Today, facial recognition technology has gained a lot of popularity among businesses. It has emerged as a prominent business application. So, what exactly is face recognition? Well, it is a form of applied machine learning that can be used to detect and identify human faces. Due to its contactless identity detecting feature, the technology has gained even more prominence among governments and businesses in the midst of the Covid-19 Pandemic.
The success of this face recognition system can be seen with the point that today facial recognition technology has reached the level where manual detecting can’t match up with it in recognizing faces, especially if it’s about detecting a significant number of random faces.
Evolution of Facial Recognition Technology
Started in 2001, facial recognition technology got the attention of businesses in recent times. Earlier, this technology was limited to scientists and security professionals. The evolution of facial recognition technology started with the study of the Viola-Jones Object Detection Framework, the first scientific study relating to the use of algorithms in detecting faces. After considerable success, the framework offered in the study was applied for face detection.
The technology gained popularity due to its exceptionally fast detection process as the computers that ran this algorithm were able to detect faces in .07 seconds. The algorithm was used in scientific studies and by various government agencies between 2001 and 2004.
The real progress was achieved in facial recognition technology in the year 2010 in the form of Convolutional Neural Networks (CNNs). It is vital to note that CNNs are still in use due to the reason that they are the finest way to carry out the facial detection process. The networks are also popular due to the availability of enormous storage space and raw processing power made possible by Infrastructure-as-a-Service (IaaS) providers through cloud computing.
The Working Process of Facial Recognition Technology
In the current scenario, facial recognition technology is being used largely by businesses to perform biometric identification or verification by examining the human’s facial characteristics. To achieve this, the technology generally used 2D images, 3D facial recognition, or may look at precise algorithms that relate to the distances between features. Different stages of how facial recognition technology works include:
- Detection/Tracking: In this stage, the facial recognition device identifies and tracks a given image or video file.
- Alignment: The alignment stage notifies where the face lines are in the given image or video file. It also details the outlines for the facial features.
- Feature Extraction: As the name suggests, in the feature extraction stage, the device extracts the individual facial features like lips, eyes, nose, chin, and other facial features. These feature extractions are saved to allow algorithms to use them in the next stage.

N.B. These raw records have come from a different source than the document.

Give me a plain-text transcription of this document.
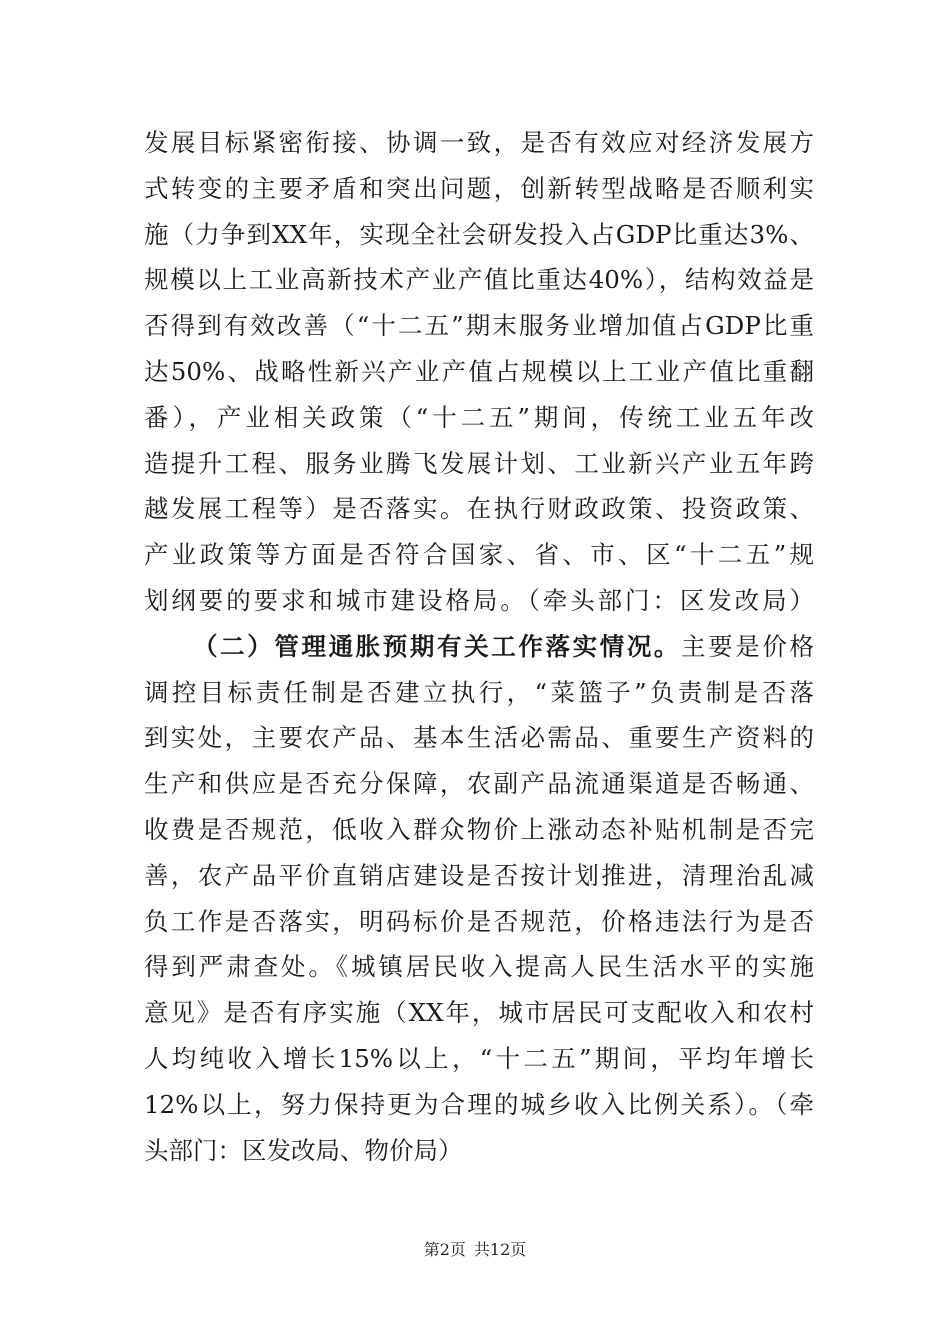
发展目标紧密衔接、协调一致，是否有效应对经济发展方
式转变的主要矛盾和突出问题，创新转型战略是否顺利实
施（力争到XX年，实现全社会研发投入占GDP比重达3%、
规模以上工业高新技术产业产值比重达40%），结构效益是
否得到有效改善（“十二五”期末服务业增加值占GDP比重
达50%、战略性新兴产业产值占规模以上工业产值比重翻
番），产业相关政策（“十二五”期间，传统工业五年改
造提升工程、服务业腾飞发展计划、工业新兴产业五年跨
越发展工程等）是否落实。在执行财政政策、投资政策、
产业政策等方面是否符合国家、省、市、区“十二五”规
划纲要的要求和城市建设格局。（牵头部门：区发改局）
（二）管理通胀预期有关工作落实情况。主要是价格
调控目标责任制是否建立执行，“菜篮子”负责制是否落
到实处，主要农产品、基本生活必需品、重要生产资料的
生产和供应是否充分保障，农副产品流通渠道是否畅通、
收费是否规范，低收入群众物价上涨动态补贴机制是否完
善，农产品平价直销店建设是否按计划推进，清理治乱减
负工作是否落实，明码标价是否规范，价格违法行为是否
得到严肃查处。《城镇居民收入提高人民生活水平的实施
意见》是否有序实施（XX年，城市居民可支配收入和农村
人均纯收入增长15%以上，“十二五”期间，平均年增长
12%以上，努力保持更为合理的城乡收入比例关系）。（牵
头部门：区发改局、物价局）
第2页 共12页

- Feature Matching and Classification: In this stage, the algorithms received from the extraction stage are matched up to the database provided, to detect the person’s identity.
Key Features of Facial Recognition Technology for Businesses
Below mentioned are some of the key features of a facial recognition system that businesses must keep in mind when looking for a facial recognition system for their business needs:
Live Face Detection: A conventional face identification system can be easily defrauded by placing a photo of a person in front of a camera. To prevent this kind of security breach, nowadays, most face recognition systems come with the feature of live face detection. It means that these systems are designed in a manner that they can easily detect whether a face in a video stream belongs to a real person or is just a photograph.
Fast Face Matching: A face recognition system must be able to perform a fast and accurate detection of a face in a live video stream.
Face Posture Tolerance: A face recognition system must have a certain tolerance to face posture to assure face enrolment convenience. For instance rotation of a head can be up to 10 degrees from frontal in each direction including nodded up/down, rotated left/right, tilted left/right.
A Strong Face Matching Algorithm: Some facial matching algorithms just use tens or hundreds of feature detection points on a face in order to create identity. However, an enterprise face recognition solution must use thousands of points on a face to set up identity. A superior algorithm results in a higher degree of accurateness, which further leads to increased ROI.
Built-In Privacy Protection: Enterprises must invest in a face detection system that is built to protect privacy. Some privacy-related features to look for include: Data encryption, Data breach precautions, Data purging, and Anti-profiling.
Predictive Analytics: The right set of analytics can help large enterprises prevent future crimes. Enterprise face detection systems should also offer historical data and have the ability to segment face recognition data into groups, zones, locations, and other tags to facilitate better identification of crime patterns.
Facial recognition solution is undoubtedly a powerful technology that helps enterprises to identify or verify a person’s identity. Technology is transforming industries by serving different purposes and is really beneficial for their growth.